The equation I come up with was 13.9(10) = (v0 - 0/2)(10)
But that equals to -27.8 m/s^2 which is not the right answer
 
Nirupt said:

Homework Statement



A car decelerates uniformly and comes to a stop after 10 s. The car's average velocity during deceleration was 50 km/h. What was the car's acceleration while slowing to a stop?

{Since the acceleration is UNIFORM (constant), use vavg = (v0 + v)/2... }

Homework Equations



The Attempt at a Solution



V0 is not known, Final V = 0, t = 10, Vavg is 13.9 m/s and trying to find a

But when I try to plug it in I feel I have to solve for v0
Do it one step at a time.

You have, vavg = (v0 + v)/2 , and you know vavg ≈ 13.9 m/s and v = 0 . So solve that for v0 .

After that it's pretty straight forward to find the acceleration.
 
Nirupt said:
The equation I come up with was 13.9(10) = (v0 - 0/2)(10)
But that equals to -27.8 m/s^2 which is not the right answer
Write the equations using symbols, not numbers. It is easier to see what is happening with the physics that way.
 
SammyS said:
Do it one step at a time.

You have, vavg = (v0 + v)/2 , and you know vavg ≈ 13.9 m/s and v = 0 . So solve that for v0 .

After that it's pretty straight forward to find the acceleration.
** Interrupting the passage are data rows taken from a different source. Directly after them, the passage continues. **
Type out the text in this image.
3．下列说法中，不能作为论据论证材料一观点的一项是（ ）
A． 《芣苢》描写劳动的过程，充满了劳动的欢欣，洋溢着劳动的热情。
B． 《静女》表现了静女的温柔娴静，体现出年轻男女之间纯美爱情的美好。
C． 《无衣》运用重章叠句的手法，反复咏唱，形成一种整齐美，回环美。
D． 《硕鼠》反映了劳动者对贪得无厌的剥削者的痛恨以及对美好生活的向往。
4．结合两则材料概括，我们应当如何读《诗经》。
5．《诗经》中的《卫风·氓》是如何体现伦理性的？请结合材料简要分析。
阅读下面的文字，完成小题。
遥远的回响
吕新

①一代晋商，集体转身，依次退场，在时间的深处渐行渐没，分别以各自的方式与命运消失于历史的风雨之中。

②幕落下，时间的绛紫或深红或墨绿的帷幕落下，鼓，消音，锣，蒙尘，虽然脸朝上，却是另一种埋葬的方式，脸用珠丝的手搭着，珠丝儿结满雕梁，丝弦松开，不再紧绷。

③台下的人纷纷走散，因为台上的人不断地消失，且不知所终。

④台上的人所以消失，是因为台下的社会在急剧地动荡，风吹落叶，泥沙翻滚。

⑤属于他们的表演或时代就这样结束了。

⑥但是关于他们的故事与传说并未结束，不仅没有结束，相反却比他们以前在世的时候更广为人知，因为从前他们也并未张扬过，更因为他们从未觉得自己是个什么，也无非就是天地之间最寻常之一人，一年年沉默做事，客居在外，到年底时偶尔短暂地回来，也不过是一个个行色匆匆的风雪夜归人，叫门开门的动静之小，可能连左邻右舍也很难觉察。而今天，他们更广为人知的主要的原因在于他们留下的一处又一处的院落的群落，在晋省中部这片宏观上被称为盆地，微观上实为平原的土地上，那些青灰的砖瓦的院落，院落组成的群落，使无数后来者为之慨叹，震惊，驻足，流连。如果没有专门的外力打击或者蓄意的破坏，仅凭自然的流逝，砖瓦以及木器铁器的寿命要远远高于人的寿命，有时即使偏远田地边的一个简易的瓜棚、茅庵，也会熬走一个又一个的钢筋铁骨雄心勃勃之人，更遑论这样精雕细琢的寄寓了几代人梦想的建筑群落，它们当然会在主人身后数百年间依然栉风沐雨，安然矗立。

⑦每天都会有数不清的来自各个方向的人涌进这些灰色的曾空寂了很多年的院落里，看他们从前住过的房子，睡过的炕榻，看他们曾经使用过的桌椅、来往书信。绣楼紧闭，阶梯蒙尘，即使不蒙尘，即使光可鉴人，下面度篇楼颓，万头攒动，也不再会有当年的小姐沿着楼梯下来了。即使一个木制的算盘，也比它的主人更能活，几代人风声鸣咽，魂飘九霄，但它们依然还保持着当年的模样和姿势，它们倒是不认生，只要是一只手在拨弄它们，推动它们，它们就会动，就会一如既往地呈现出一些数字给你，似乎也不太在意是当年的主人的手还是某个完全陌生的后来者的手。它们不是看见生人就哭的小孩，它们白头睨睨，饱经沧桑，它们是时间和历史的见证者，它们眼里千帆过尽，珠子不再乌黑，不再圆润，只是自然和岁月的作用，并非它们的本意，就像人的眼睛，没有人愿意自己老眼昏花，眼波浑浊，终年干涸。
So 13.9m/s = (v0 + 0)/2 = 23.7 m/s
V0≈23.7 m/s
V≈0
t≈10
Then Δv/Δt..

0-23.7m/s
-----------
10 s

= -2.37 m/s2
 
SammyS said:
Looks good !

No, there still seems to be an arithmetic mistake :-p

[itex]V_{0}[/itex][itex]\approx[/itex]27.8 m/s
 
I'm not sure why I typed that but I know the answer is correct.